Ainda pior: imagine que os seus vizinhos divulguem o que ficaram sabendo de ti para outras pessoas. Seu estímulo ao crime se tornou viral, e agora todos aqueles que compartilharam a informação também estão, inadvertidamente, cometendo o mesmo crime. Foi exatamente o que ocorreu aqui.

Platão entra na história

O autor ao publicar seu post agiu acreditando estar sendo uma pessoa corajosa (e muitos dos seus leitores inclusive o terão como tal), mas na realidade agiu como um perfeito idiota. Platão tem um diálogo fascinante chamado Laques (há uma tradição em inglês interessante que pode ser lida gratuitamente neste link) em que o assunto é o conceito de coragem. O que é a coragem?

Laques é um dos principais personagens deste diálogo: o primeiro esboço de conceituação da coragem feito por este é a de que o sujeito age mesmo sem saber com o que está lidando. Então, é corajoso, por exemplo, aquele que desce por um poço sem saber o que encontrar. Esta é inclusive uma definição bastante popular durante toda a história da humanidade. O corajoso é tido como aquele que não tem medo: aquele que irá agir contra a própria ignorância e com isto tentar vencer.

Este “herói” que cito não é corajoso: é o estúpido, o ignorante. Mais que isto: é o inconsequente: se você não sabe com o que lida não conhece as consequências dos seus atos. É simples assim.

Será que se o “herói” que cito no primeiro parágrafo deste texto de fato tivesse consciência de que está ajudando outros a burlar um sistema de fato teria dado o nome e explicado em detalhes os meios para se tirar proveito desta falha? Acredito que não.

(e pra variar o Platão não dá uma boa resposta a respeito do que é de fato coragem (fanfarrão…))

Ah, mas estas falhas já são conhecidas em diversos fórums privados da Internet, então não estou fazendo nada de errado ao divulgá-los aqui, certo? ERRADO

Errado por dois motivos. O primeiro é óbvio: se você vê alguém errando sem sofrer consequências não quer dizer que o mesmo se aplique a você. Segundo por que se estavam falando a respeito em privado, quando você tornou público na realidade o que ocorre é a intensificação do mal gerado. Antes poucos sabiam: agora TODOS sabem.

É tão óbvio: o mesmo erro cometido quando se fala de pirataria de livros no Brasil, assunto sobre o qual inclusive já escrevi.

Com isto estou protegendo os demais usuários deste serviço, certo?
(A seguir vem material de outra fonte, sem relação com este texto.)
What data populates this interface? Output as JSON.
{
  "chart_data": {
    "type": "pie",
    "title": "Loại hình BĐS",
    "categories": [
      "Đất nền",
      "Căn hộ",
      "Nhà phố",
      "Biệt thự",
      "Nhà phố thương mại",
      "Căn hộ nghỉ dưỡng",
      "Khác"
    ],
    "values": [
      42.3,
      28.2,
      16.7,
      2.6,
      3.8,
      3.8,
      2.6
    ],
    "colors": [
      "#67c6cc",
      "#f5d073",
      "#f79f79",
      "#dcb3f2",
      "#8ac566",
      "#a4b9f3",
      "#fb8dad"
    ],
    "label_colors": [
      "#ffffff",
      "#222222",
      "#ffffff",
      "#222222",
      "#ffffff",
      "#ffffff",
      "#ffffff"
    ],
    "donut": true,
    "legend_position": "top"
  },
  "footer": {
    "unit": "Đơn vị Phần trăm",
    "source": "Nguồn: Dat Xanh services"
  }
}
ERRADO

Não está protegendo ninguém, pelo contrário, está mostrando para os malfeitores como tirar proveito de um sistema e com isto LESAR aqueles que são usuários daquela ferramenta.  Só pra lembrar, não serão todos os clientes do site que irão ler seu post: é importante saber que não somos o centro do Universo.
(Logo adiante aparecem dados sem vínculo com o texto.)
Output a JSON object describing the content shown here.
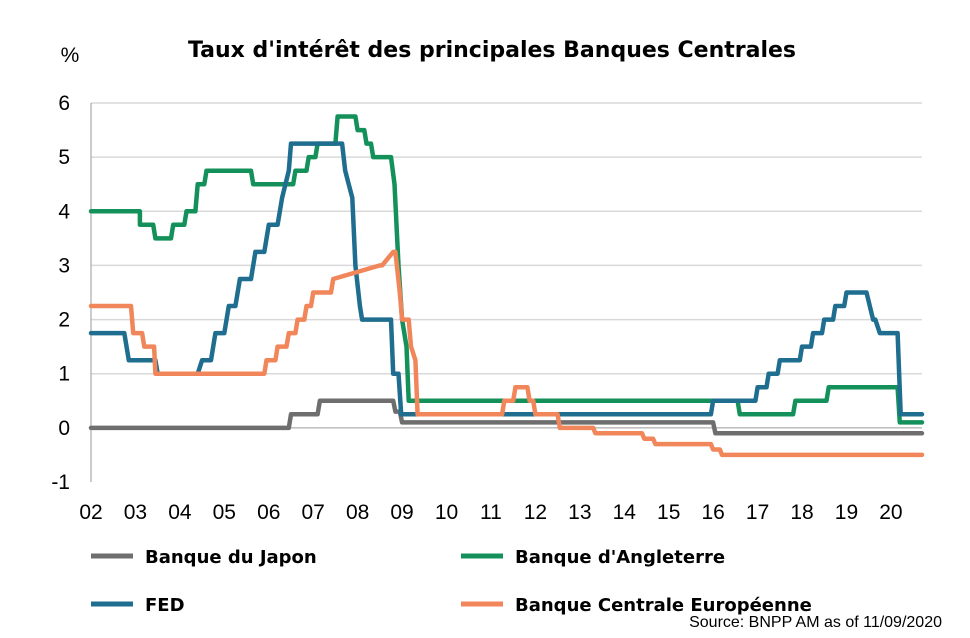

Como o sujeito deveria ter feito então?

SImples: jamais deveria ter publicado em seu blog o nome real do serviço. Apontar as falhas e como evitá-las já seria de grande valia. Poderia até mesmo dizer que viu isto em um site bastante popular e ensinar o leigo sobre como perceber as falhas (melhor ainda!), mas jamais desta forma.

Ah, os caras não te responderam direito mesmo tendo entrado em contato diversas vezes? Simples: não use o serviço ou então, caso tenha sido lesado, reclame com algum órgão responsável por garantir a segurança do consumidor. Resumindo: basta agir de forma adulta e com menos arrogância como um bebê chorão.
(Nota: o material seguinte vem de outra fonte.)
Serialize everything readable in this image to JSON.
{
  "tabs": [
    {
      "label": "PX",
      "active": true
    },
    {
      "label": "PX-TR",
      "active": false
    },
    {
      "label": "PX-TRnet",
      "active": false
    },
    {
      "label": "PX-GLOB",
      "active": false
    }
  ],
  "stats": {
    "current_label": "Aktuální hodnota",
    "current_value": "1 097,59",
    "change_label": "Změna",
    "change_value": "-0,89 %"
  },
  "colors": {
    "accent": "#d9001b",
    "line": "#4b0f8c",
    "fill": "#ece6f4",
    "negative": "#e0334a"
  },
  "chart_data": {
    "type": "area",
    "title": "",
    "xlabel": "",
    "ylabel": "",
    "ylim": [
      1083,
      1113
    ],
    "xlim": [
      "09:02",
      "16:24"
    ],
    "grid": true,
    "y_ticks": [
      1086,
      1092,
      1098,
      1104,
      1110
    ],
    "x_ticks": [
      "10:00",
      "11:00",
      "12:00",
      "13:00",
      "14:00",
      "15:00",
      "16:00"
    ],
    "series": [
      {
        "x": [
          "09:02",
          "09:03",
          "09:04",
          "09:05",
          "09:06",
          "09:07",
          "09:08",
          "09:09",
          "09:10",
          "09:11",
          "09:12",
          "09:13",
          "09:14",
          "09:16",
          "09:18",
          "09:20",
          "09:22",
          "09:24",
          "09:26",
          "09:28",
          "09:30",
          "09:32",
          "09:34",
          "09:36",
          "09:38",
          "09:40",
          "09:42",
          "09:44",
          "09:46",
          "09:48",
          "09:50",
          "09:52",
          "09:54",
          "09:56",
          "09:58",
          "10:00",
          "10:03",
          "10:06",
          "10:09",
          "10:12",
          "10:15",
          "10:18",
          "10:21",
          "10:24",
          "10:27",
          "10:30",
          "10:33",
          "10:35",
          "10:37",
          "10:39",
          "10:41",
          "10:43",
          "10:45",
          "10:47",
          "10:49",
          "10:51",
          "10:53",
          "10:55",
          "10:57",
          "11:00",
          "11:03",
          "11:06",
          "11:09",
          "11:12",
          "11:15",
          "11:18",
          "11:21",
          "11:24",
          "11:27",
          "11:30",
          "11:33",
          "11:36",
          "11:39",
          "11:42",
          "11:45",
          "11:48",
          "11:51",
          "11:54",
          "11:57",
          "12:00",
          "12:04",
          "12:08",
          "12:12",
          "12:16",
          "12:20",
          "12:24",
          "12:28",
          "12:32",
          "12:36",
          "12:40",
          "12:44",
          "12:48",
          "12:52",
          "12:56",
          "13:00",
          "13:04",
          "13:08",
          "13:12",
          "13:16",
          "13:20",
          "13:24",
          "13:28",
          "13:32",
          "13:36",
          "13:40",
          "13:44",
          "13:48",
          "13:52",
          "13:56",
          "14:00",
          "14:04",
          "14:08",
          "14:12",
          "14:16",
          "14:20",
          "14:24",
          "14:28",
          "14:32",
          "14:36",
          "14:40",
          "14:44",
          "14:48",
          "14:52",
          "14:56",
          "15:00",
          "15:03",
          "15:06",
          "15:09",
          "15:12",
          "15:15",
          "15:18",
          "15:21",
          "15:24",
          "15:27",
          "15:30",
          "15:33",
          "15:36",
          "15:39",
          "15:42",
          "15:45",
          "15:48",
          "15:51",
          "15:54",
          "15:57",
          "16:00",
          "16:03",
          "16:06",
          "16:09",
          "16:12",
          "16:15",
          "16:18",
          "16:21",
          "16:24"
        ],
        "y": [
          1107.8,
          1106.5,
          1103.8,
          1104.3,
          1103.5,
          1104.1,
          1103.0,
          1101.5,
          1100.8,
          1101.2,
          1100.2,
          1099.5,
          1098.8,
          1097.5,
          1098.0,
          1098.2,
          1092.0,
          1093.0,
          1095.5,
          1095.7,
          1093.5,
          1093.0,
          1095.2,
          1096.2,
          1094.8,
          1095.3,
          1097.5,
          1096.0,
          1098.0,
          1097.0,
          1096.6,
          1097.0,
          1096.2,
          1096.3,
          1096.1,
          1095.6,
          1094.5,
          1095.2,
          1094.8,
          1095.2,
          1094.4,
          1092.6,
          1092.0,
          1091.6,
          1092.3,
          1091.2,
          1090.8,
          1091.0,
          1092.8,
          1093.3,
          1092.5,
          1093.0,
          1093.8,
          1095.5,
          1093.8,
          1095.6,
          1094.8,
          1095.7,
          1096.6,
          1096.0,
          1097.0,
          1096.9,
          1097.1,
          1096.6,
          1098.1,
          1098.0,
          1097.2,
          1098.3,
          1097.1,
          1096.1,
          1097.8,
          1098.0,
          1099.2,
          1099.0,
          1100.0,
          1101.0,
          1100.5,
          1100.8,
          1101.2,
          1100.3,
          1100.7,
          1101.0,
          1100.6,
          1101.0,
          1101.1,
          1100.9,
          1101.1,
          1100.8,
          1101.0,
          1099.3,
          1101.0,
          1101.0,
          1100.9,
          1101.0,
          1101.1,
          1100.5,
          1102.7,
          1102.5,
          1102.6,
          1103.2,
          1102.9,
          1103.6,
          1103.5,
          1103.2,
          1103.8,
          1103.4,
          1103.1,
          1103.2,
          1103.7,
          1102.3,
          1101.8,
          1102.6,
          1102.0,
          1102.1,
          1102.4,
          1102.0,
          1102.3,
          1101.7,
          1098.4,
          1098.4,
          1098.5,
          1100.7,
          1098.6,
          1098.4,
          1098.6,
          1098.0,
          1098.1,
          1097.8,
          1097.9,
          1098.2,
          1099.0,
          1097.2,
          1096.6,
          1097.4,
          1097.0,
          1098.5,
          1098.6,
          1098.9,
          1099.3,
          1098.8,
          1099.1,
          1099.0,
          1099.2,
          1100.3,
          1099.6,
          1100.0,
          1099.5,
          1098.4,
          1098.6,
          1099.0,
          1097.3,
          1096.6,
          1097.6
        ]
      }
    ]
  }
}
(aliás, arrogância é A palavra. Gosto muito da definição do Norberto Bobbio: “confiança excessiva nas próprias capacidades”)

Finalizando

Com redes sociais tão presentes em nosso dia a dia muitas vezes nos esquecemos das consequências do que postamos. Aquele nosso pequeno post ou compartilhamento que em um primeiro momento acreditávamos refletir nossa coragem e valores na realidade podem mostram nossa ignorância, inaptidão e inconsequência social.

Convém pensar duas, três, quatro vezes antes de publicar qualquer coisa por aí.  É tênue a linha que separa o corajoso do tolo.

19 comentários em “Na internet talvez você não seja o corajoso, mas sim o tolo”

  1. Essa história de que ele tentou contatar a empresa mas foi ignorado, está muito mal contada. Que empresa SÉRIA não vai querer tomar providências ao perceber que seu site tem um furo de segurança (ainda mais um furo besta)?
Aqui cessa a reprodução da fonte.